A dor machuca, corrói, degrada o coração. Mas não falo de qualquer dor. Falo daquela que faz o coração apertar-se devido a um objetivo não alcançado ou a conquista frustrada pelo coração de alguém. Falo da dor do abandono, da expectativa errada. Da dor da saudade, do querer "ver de novo", dos abraços e beijos escondidos. Da dor do amor.

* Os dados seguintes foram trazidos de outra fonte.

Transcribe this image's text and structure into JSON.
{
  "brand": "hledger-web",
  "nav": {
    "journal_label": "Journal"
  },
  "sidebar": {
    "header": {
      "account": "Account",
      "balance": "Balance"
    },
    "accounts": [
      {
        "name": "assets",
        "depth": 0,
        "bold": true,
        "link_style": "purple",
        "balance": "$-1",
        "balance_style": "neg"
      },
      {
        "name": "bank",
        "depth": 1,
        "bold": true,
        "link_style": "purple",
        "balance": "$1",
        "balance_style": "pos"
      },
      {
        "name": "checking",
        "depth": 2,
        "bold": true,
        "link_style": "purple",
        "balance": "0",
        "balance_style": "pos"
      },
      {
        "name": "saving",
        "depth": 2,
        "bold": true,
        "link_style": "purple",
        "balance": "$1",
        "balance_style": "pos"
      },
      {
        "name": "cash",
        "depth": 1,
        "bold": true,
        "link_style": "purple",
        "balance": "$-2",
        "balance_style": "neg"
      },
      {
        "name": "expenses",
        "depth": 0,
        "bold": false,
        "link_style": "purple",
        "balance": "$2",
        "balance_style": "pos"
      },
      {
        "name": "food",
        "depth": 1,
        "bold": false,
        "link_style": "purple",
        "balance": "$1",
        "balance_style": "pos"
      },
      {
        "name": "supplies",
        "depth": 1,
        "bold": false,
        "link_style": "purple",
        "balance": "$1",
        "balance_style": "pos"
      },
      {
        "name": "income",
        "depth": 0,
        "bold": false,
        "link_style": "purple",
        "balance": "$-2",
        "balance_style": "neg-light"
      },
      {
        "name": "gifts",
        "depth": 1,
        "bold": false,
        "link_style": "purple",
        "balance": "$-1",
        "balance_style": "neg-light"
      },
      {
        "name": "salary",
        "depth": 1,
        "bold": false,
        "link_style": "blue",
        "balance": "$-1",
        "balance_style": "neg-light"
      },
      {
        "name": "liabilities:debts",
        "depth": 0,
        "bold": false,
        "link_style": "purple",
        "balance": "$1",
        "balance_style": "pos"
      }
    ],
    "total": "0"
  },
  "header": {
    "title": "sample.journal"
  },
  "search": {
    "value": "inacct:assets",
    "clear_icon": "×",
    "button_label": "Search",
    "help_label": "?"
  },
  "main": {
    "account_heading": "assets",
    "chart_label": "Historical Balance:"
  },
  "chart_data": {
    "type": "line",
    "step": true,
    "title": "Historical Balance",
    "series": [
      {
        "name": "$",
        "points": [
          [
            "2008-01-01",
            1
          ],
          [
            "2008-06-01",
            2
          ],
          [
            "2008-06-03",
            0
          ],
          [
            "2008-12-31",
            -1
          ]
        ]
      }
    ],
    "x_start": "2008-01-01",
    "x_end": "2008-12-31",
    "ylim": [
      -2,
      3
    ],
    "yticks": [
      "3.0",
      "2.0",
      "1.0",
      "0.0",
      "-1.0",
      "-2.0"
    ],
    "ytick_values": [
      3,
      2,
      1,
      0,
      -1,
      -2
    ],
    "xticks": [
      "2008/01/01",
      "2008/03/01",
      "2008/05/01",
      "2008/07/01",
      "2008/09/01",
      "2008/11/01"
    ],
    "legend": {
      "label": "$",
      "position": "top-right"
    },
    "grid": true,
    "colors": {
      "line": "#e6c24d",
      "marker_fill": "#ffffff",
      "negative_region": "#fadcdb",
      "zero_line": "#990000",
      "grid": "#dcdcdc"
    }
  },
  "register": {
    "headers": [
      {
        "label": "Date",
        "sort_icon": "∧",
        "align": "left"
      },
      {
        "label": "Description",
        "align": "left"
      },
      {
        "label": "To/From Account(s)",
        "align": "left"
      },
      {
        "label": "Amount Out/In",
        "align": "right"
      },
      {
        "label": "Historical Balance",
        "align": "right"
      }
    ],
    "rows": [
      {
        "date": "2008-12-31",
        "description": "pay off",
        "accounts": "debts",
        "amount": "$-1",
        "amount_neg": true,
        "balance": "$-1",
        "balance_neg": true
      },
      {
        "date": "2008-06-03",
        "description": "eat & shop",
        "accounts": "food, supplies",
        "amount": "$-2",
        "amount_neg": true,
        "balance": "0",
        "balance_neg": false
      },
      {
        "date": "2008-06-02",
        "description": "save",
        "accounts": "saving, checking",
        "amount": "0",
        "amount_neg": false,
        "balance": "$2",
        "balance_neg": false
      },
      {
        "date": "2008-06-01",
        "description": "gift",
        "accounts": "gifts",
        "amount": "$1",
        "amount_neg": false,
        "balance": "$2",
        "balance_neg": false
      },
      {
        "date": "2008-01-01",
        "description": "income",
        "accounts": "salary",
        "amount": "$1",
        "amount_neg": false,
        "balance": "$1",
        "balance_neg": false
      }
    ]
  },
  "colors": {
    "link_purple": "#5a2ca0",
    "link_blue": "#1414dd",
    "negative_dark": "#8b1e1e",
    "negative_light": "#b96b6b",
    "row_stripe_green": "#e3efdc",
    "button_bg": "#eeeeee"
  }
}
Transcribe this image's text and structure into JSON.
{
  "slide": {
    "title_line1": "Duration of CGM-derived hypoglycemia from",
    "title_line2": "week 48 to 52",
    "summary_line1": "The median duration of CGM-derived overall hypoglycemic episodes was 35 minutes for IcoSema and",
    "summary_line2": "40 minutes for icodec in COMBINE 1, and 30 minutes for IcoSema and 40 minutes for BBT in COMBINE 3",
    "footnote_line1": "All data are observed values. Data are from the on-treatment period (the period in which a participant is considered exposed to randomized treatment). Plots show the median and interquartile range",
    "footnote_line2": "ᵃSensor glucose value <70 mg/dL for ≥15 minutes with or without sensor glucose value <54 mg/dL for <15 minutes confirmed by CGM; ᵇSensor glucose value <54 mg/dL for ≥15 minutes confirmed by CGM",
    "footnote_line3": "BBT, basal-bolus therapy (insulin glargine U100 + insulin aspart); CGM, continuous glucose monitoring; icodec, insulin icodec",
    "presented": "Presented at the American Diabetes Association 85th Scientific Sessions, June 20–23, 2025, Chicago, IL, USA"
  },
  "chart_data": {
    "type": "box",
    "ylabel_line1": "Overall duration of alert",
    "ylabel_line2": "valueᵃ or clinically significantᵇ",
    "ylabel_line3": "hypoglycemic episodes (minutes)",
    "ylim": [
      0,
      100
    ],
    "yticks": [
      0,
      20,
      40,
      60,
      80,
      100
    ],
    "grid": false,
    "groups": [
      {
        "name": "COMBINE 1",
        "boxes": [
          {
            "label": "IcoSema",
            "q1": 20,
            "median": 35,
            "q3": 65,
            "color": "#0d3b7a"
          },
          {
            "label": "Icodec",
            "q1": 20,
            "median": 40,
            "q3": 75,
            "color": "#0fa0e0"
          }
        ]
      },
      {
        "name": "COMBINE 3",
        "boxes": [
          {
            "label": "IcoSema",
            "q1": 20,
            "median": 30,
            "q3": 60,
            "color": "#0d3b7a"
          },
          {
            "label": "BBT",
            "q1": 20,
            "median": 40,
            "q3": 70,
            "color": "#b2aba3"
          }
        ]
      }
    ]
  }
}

Amei. Sofri. Doeu por certo tempo. E Passou. É o ciclo natural da dor. E durante todo o processo de masoquismo sentimental, confrontei o mundo, bati o pé no chão e chorei dizendo que jamais queria passar por aquilo de novo. Me revoltei. Até olhei no espelho e feri meu ego, me achei estúpido. E, novamente, sofri. No entanto, com o passar do tempo, a dor passou. Dissipou-se feito chuva passageira e esvaiu-se em um vazio sem precedentes.

Bem, cheguei a parte do vazio. E me dei conta de que a dor não é a pior das coisas. Porque a partir do momento em que ela acaba, sua vida vira uma rotina por nada. Vira uma busca pelo nada. E, no fim, descobri que prefiro a dor a não sentir nada. Pois quem está sofrendo é porque ama. E se ama, há algo ou alguém por quem se deve lutar. E, mesmo que a luta fracasse, há sempre algo a mais. Há sempre um novo alguém, uma nova expectativa, um novo sonho, uma nova felicidade ,e por fim, uma nova luta pelo amor.

Dedicado a todos aqueles que amam e sofrem pelo amor.